The most common non-coding RNA biotypes detected in association with differentiation were RI, lncRNA, and NMD transcripts. All of these have been implicated in regulating gene expression. Modifying transcription and post-transcriptional processing are widely recognized functions of lncRNA [43]. Similarly, NMD transcripts have been reported as a regulator of gene expression in multiple cell types [9,10,11]. Although RI transcripts have the potential to be translated into peptides, previous studies have demonstrated that intron retention can also modulate the expression of genes crucial to lineage development [7, 8]. In the present study, we discovered a novel mechanism of RI-mediated gene regulation whereby Aspa RI nuclear condensates induce nuclear retention of Aspa mRNA. Thus, we speculate that, like the Aspa RI transcripts, other non-coding RNA transcripts emerging in quiescent differentiated cells may be involved in the regulation of genes important for the function of the mature cells.

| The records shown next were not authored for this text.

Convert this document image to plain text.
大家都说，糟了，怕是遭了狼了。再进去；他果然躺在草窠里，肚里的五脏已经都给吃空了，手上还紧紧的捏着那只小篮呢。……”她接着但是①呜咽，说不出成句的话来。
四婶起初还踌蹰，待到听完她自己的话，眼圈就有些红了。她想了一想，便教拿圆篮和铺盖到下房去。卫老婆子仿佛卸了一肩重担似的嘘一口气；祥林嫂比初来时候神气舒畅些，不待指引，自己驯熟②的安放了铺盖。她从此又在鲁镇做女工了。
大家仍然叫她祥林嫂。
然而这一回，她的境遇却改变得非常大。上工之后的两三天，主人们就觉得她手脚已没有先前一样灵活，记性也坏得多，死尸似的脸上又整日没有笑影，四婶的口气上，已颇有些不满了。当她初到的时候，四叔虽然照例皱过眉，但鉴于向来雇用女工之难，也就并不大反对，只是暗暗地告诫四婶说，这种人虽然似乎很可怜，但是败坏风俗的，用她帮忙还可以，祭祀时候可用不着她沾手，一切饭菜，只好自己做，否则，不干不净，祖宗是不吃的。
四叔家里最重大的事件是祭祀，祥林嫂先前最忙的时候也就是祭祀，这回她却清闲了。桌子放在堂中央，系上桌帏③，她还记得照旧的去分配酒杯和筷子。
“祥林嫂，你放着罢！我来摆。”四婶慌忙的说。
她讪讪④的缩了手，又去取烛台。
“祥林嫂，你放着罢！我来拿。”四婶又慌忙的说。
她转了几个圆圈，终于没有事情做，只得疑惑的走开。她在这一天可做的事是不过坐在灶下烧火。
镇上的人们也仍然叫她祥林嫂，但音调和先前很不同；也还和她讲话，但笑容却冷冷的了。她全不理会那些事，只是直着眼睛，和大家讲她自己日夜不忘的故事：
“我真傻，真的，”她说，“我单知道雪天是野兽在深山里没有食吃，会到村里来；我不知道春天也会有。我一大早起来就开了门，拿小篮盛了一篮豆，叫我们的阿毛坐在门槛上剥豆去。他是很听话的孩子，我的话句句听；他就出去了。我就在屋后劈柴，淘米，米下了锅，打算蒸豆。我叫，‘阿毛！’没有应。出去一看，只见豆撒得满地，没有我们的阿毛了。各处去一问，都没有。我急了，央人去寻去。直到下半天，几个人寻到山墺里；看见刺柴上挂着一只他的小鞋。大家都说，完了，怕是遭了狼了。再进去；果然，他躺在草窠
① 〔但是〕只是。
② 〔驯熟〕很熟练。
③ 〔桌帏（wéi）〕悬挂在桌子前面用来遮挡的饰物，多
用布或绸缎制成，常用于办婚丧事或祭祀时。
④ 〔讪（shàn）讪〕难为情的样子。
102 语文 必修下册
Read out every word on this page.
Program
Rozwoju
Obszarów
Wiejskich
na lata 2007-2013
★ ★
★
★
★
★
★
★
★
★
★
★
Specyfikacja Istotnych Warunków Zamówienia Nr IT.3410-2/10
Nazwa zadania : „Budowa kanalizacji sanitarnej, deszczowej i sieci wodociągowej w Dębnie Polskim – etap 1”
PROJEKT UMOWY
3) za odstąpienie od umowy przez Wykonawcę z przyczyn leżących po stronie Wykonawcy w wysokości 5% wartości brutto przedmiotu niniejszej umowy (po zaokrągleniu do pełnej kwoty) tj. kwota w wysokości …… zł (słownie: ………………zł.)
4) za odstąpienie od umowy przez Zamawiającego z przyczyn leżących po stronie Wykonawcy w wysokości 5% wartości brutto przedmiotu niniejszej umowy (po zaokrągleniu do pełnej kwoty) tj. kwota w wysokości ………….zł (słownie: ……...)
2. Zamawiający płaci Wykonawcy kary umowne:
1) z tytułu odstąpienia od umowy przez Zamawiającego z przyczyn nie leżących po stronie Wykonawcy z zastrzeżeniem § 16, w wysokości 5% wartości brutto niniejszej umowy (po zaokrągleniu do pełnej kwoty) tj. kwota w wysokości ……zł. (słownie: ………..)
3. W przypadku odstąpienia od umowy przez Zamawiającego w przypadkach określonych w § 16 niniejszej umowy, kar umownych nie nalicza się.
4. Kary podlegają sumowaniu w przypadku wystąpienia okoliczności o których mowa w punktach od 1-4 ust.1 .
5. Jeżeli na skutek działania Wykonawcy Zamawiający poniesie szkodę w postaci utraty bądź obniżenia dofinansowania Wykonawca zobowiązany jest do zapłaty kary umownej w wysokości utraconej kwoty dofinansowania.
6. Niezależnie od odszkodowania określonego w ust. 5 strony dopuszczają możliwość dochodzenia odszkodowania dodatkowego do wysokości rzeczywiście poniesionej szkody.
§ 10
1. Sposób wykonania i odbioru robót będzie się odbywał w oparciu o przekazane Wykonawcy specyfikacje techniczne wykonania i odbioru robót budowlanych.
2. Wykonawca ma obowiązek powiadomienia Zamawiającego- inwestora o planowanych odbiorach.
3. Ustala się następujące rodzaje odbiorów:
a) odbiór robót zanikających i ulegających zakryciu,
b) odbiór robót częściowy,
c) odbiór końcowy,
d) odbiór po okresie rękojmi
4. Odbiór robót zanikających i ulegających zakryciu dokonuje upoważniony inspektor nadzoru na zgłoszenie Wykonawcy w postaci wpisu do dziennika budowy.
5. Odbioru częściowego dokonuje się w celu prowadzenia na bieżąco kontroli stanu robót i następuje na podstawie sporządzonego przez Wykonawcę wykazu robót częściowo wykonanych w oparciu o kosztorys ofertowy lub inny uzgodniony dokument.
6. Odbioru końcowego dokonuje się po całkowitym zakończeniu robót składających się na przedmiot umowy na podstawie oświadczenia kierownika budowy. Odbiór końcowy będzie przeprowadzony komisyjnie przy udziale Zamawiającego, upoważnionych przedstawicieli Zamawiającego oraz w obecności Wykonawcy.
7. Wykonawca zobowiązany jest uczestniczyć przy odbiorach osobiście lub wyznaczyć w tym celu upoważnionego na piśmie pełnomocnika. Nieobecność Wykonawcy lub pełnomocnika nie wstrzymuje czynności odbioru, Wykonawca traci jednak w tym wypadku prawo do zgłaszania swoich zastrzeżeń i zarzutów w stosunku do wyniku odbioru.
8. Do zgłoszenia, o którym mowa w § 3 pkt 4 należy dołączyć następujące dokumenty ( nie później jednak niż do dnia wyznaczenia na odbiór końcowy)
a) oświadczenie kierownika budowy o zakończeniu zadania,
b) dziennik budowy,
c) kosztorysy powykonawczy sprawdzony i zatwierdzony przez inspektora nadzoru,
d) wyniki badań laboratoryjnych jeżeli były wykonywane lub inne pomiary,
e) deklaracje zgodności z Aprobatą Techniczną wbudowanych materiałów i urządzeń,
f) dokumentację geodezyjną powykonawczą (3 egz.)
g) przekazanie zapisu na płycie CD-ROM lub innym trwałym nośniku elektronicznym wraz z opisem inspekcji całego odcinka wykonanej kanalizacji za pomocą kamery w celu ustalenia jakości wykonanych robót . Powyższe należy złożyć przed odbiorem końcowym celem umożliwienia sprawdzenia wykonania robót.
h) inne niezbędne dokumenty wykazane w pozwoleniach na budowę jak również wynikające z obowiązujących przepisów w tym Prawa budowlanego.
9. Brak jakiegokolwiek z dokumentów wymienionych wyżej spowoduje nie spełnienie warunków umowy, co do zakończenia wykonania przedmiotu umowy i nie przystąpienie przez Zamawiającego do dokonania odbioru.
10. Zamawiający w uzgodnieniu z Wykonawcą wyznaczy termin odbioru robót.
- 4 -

The utilization of scRNA-seq enables the investigation of splicing and transcript variants at the individual cell level. Earlier studies detected non-coding transcripts in single cells at a limited scale, primarily due to low gene expression and technical limitations such as low capture efficiency [36, 44]. Our deep and full-length RNAseq on single MCs consistently detected non-coding transcript biotypes allowing us to identify those that were associated with the different stages of cellular differentiation. Although we discovered a novel gene regulatory role for Aspa RI transcripts, further studies are warranted to elucidate the precise functions of other non-coding transcripts that emerge during cellular differentiation. Nevertheless, our findings that non-coding biotype expression is consistently enriched as cells terminally differentiate suggest a functional importance for these transcripts. Potential functions include the post-transcriptional regulation of genes required for cell-specific functions. It is also interesting to speculate that dysregulation of this process may take place in cells with defective cellular differentiation, such as neurons of individual with DS.